Auteur de plusieurs ouvrages sur le Hezbollah, le professeur Leroy a indiqué que les chiites affiliés à cette milice qui ont fatalement des liens avec les gardiens de la révolution iranienne les fameux « Pasdaran » présents dans cette région de manière plus ou moins subtile, _généralement deux ou trois individus qui gravitent autour des ambassades iraniennes et qui promeuvent les intérêts de l’Iran_ s’adonnent à des activités qui peuvent être considérées comme déstabilisatrices contre les régimes de certains pays du Maghreb qu’ils jugent comme pro-occidentaux».
C’est exactement ce scénario, digne d’un polar de mauvaise facture, qui a été dévoilé par le Maroc : un barbouze répondant au nom de Moussavi, agissant sous la couverture d’”attaché culturel” de l’ambassade iranienne à Alger était à la manœuvre depuis bien longtemps. Son entrisme agaçant an d’ailleurs, été décrié par plusieurs milieux en Algérie qui ont réclamé sa démission, comme cet ancien conseiller au ministère algérien des Affaires religieuses, qui, dans un message publié jeudi dernier sur les réseaux sociaux et relayé par la presse, demandait ouvertement à l’agent iranien de démissionner et de rentrer chez lui, en raison, dit-il, de «ses agissements suspects», «son activisme provocateur» et «ses relations tout aussi douteuses» avec des acteurs qu’il a évité de citer.
L’expert belge n’a pas écarté dans ce contexte un rapprochement opérationnel et tactique entre le polisario et le Hezbollah, « si ce dernier y trouve son intérêt », faisant part d’un historique de livraison d’armes par celui-ci à certains pays et mouvements rebelles dans la région du Sahel.
Et d’ajouter que les miliciens du type Hezbollah ou d’autre plus ou moins proches de Daech également présents dans la région ont le même genre d’aspirations et le même modus operandi. Autre danger et non des moindres que représente le polisario dans la région réside dans sa capacité de plus en plus importante de mener des opérations armées à grande échelle dans la région. Le dernier exemple est son intrusion dans la zone démilitarisée et ses manœuvres sévèrement réprimandées par le Conseil de sécurité de l’ONU dans sa dernière résolution, et qui visaient à transférer ses pseudo-structures administratives des camps de Tindouf, en Algérie, à Bir Lahlou, à l’Est du dispositif de sécurité. La capacité de nuisance armée du polisario a tout récemment été évoquée par un rapport commandité par la Commission européenne largement repris par la presse internationale. Selon une étude très fouillée de «Project Safte», un projet de recherche international qui mène des investigations sur l’accès des terroristes au commerce illégal d’armes à feu, le polisario, qui, grâce à l’appui de l’Algérie et après la chute du régime de Kadhafi en Libye, s’est doté d’un arsenal extrêmement important, s’adonne aujourd’hui à l’activité hautement lucrative de trafic illégal et de vente d’armes.

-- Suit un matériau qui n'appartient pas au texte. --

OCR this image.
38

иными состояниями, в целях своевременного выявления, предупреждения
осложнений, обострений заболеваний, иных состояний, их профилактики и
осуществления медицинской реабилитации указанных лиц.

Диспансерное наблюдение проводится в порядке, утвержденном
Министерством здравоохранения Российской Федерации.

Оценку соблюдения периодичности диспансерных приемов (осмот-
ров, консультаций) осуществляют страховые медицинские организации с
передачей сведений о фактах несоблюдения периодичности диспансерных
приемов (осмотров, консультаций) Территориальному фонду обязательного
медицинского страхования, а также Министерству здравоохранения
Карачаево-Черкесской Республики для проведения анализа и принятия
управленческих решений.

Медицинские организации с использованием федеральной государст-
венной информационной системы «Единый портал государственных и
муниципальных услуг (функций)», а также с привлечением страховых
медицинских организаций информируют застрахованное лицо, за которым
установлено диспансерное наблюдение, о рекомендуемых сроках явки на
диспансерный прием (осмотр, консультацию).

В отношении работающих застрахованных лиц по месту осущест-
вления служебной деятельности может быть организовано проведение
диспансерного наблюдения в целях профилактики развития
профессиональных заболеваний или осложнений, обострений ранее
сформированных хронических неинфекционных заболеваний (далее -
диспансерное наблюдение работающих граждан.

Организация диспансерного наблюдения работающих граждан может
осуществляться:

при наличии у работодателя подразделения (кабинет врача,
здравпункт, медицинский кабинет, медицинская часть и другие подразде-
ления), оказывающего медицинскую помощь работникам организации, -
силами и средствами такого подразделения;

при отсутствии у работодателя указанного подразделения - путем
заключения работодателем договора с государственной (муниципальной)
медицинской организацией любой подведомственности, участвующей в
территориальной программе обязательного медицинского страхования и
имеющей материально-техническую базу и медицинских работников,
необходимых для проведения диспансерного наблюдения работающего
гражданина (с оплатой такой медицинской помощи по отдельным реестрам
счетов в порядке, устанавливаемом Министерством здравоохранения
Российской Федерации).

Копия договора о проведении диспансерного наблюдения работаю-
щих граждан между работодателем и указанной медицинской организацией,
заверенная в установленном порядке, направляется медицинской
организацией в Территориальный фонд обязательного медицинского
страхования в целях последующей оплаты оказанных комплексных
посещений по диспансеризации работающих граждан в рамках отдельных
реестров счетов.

«Le polisario dispose désormais de suffisamment d’armes pour en vendre et approvisionner le marché régional», met en garde ce rapport que l’Algérie s’est précipitée à démentir dans une dépêche concoctée par son agence de presse, alléguant, toute honte bue, que ce document a été “fabriqué par des milieux marocains ou pro-marocains”.
Le rapport corrobore également les thèses avancées par les experts et les organismes internationaux sur les affinités avérées entre le polisario et les groupes terroristes (MUJAO-AQMI, Ansar dine et Daech) qui sévissent dans la région, confortés par la situation en Libye, la porosité des frontières et l’incapacité des pouvoirs centraux de certains pays à contrôler leur vaste territoire.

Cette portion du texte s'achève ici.